1) bedmaker - pipeline to convert supported file types into BED format and bigBed format.
2) bedqc - pipeline to flag bed files for further evaluation to determine whether they should be included in the downstream analysis.
3) bedstat - pipeline for obtaining statistics about bed files.
4) bedbuncher - pipeline designed to create bedsets (sets of BED files) that will be retrieved from bedbase.
5) index - pipeline to create vectors of bedfiles and insert them into vector database for further search.
6) Other delete and update tools that manage bed and bedset files in the BEDbase database.
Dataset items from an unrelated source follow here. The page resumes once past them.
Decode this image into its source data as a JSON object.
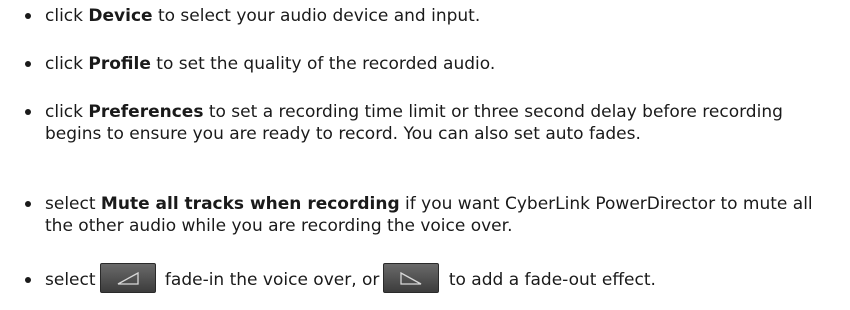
{
  "items": [
    {
      "pre": "click ",
      "bold": "Device",
      "post": " to select your audio device and input."
    },
    {
      "pre": "click ",
      "bold": "Profile",
      "post": " to set the quality of the recorded audio."
    },
    {
      "pre": "click ",
      "bold": "Preferences",
      "post": " to set a recording time limit or three second delay before recording begins to ensure you are ready to record. You can also set auto fades."
    },
    {
      "pre": "select ",
      "bold": "Mute all tracks when recording",
      "post": " if you want CyberLink PowerDirector to mute all the other audio while you are recording the voice over."
    },
    {
      "pre": "select",
      "mid": " fade-in the voice over, or",
      "post": " to add a fade-out effect."
    }
  ],
  "icons": {
    "fade_in": "fade-in-icon",
    "fade_out": "fade-out-icon",
    "button_color": "#4f4f4f"
  }
}
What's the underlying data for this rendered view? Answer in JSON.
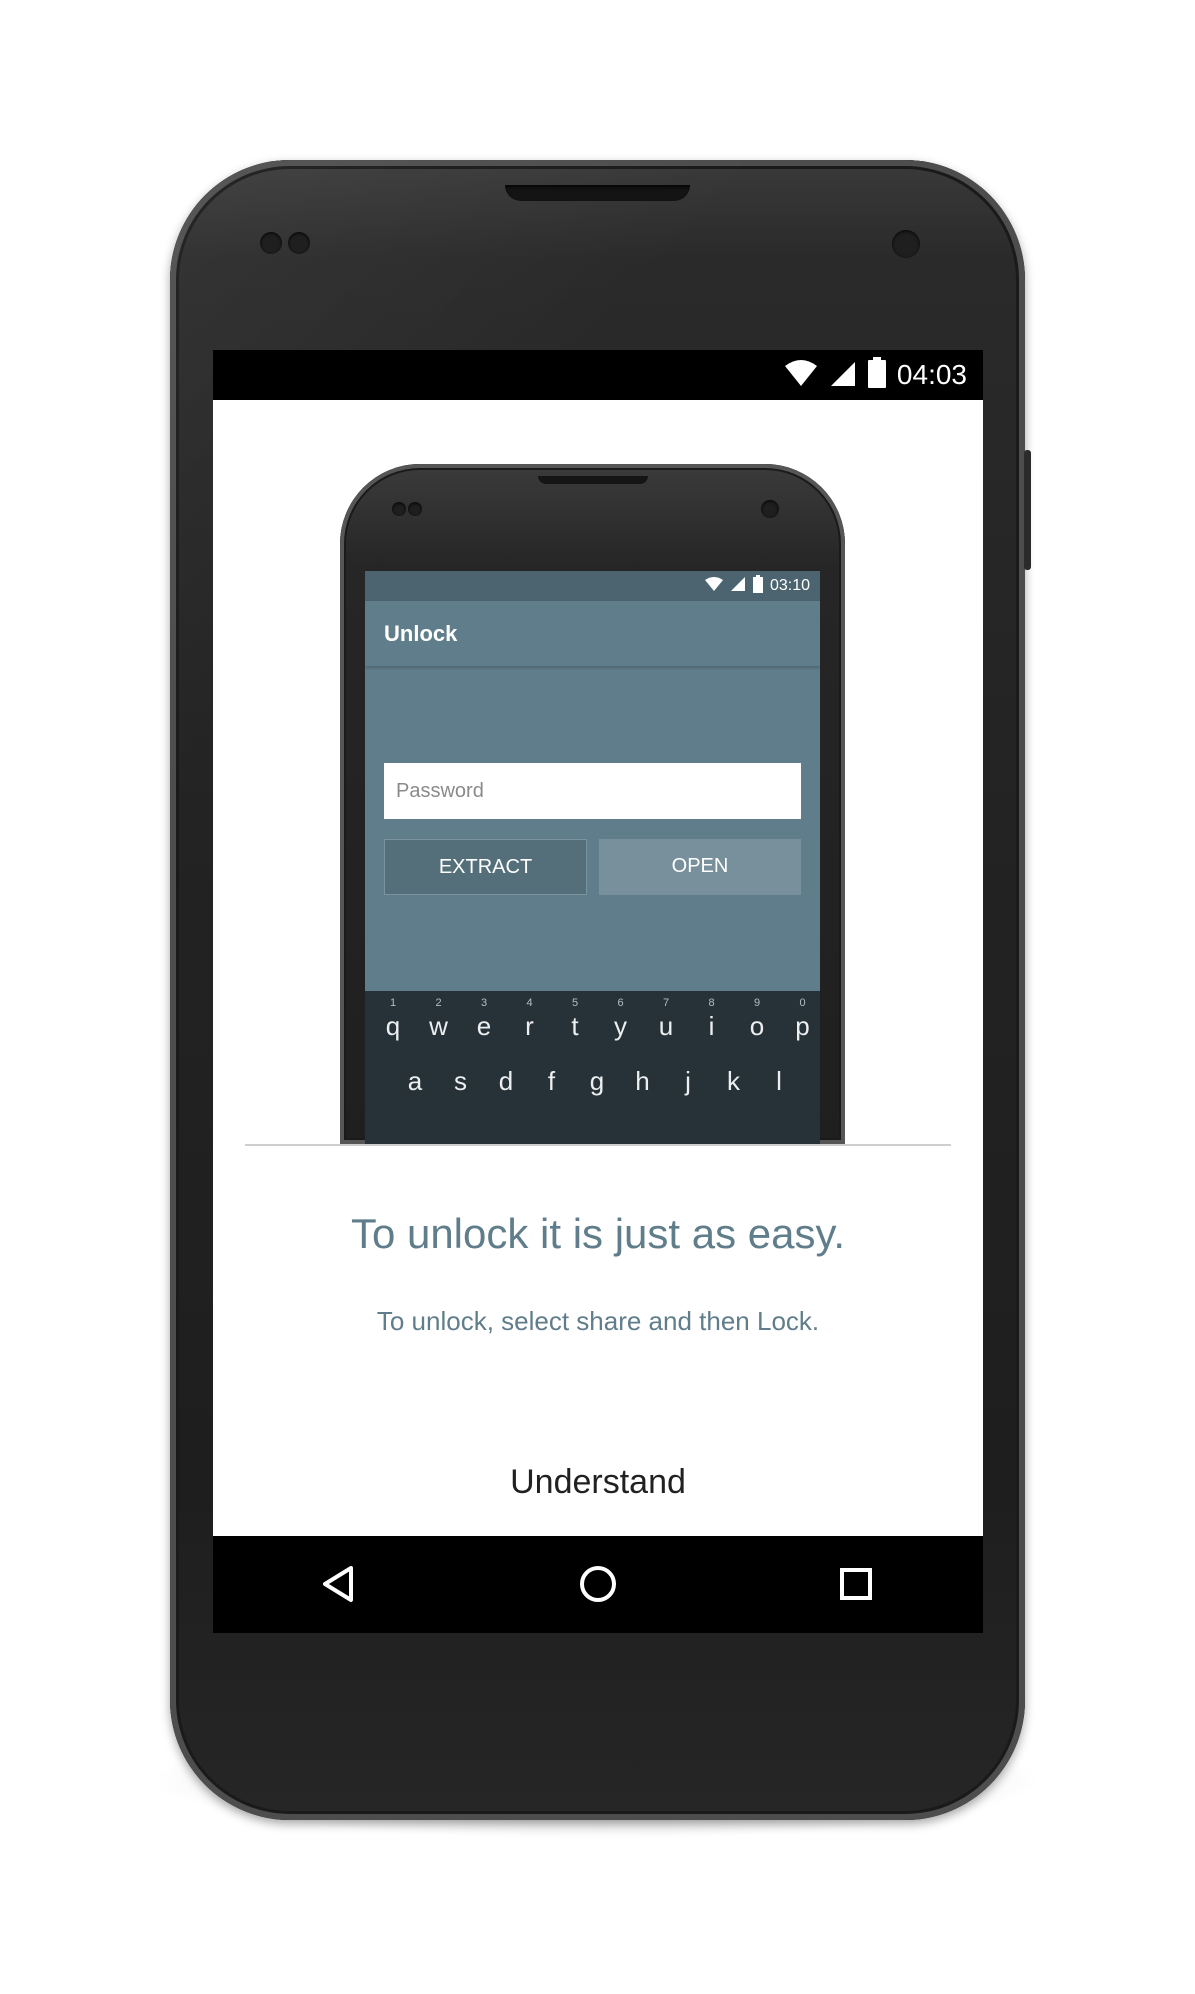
{
  "status_bar": {
    "time": "04:03",
    "icons": [
      "wifi-icon",
      "cell-signal-icon",
      "battery-icon"
    ]
  },
  "illustration": {
    "status_bar": {
      "time": "03:10"
    },
    "toolbar": {
      "title": "Unlock"
    },
    "password": {
      "placeholder": "Password"
    },
    "buttons": {
      "extract": "EXTRACT",
      "open": "OPEN"
    },
    "keyboard": {
      "row1": [
        {
          "hint": "1",
          "key": "q"
        },
        {
          "hint": "2",
          "key": "w"
        },
        {
          "hint": "3",
          "key": "e"
        },
        {
          "hint": "4",
          "key": "r"
        },
        {
          "hint": "5",
          "key": "t"
        },
        {
          "hint": "6",
          "key": "y"
        },
        {
          "hint": "7",
          "key": "u"
        },
        {
          "hint": "8",
          "key": "i"
        },
        {
          "hint": "9",
          "key": "o"
        },
        {
          "hint": "0",
          "key": "p"
        }
      ],
      "row2": [
        "a",
        "s",
        "d",
        "f",
        "g",
        "h",
        "j",
        "k",
        "l"
      ]
    }
  },
  "main": {
    "headline": "To unlock it is just as easy.",
    "subline": "To unlock, select share and then Lock.",
    "understand_label": "Understand"
  },
  "nav_bar": {
    "buttons": [
      "back-icon",
      "home-icon",
      "recents-icon"
    ]
  },
  "colors": {
    "accent": "#607d8b",
    "toolbar": "#607d8b",
    "keyboard": "#263238"
  }
}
Mainly pipelines are intended to be run from command line but nevertheless, they are also available as a python function, so that user can implement them to his own code (e.g. automatic uploading tools).


Installation

To install bedboss use this command:

pip install bedboss
or install the latest version from the GitHub repository:
pip install git+https://github.com/databio/bedboss.git


BEDboss dependencies

Before running any of the pipelines, you need to install the required dependencies.

To check if all dependencies are installed, you can run the following command:

bedboss check-requirements

All dependencies can be using this how to documentation: How to install dependencies


BEDbase configuration file

To run most of the pipelines, you need to create a BEDbase configuration file.

How to create a BEDbase configuration file is described in the configuration section.


Pipelines information

bedmaker

bedmaker - pipeline to convert supported file types* into BED format and bigBed format. Currently supported formats:

  • bedGraph
  • bigBed
  • bigWig
  • wig

bedqc

flag bed files for further evaluation to determine whether they should be included in the downstream analysis. Currently, it flags bed files that are larger than 2G, has over 5 milliom regions, and/or has mean region width less than 10 bp. This threshold can be changed in bedqc function arguments.

bedstat

pipeline for obtaining statistics about bed files

It produces BED file Statistics:

  • GC content.The average GC content of the region set.
  • Number of regions. The total number of regions in the BED file.
  • Median TSS distance. The median absolute distance to the Transcription Start Sites (TSS)
  • Mean region width. The average region width of the region set.
  • Exon percentage. The percentage of the regions in the BED file that are annotated as exon.
  • Intron percentage. The percentage of the regions in the BED file that are annotated as intron.
  • Promoter proc percentage. The percentage of the regions in the BED file that are annotated as promoter-prox.
  • Intergenic percentage. The percentage of the regions in the BED file that are annotated as intergenic.
  • Promoter core percentage. The percentage of the regions in the BED file that are annotated as promoter-core.
  • 5' UTR percentage. The percentage of the regions in the BED file that are annotated as 5'-UTR.
  • 3' UTR percentage. The percentage of the regions in the BED file that are annotated as 3'-UTR.

bedbuncher

Pipeline designed to create bedsets (sets of BED files) that will be retrieved from bedbase.

Example bedsets:

Bedbuncher calculates statistics: - Bedset statistics (currenty means and standard deviations).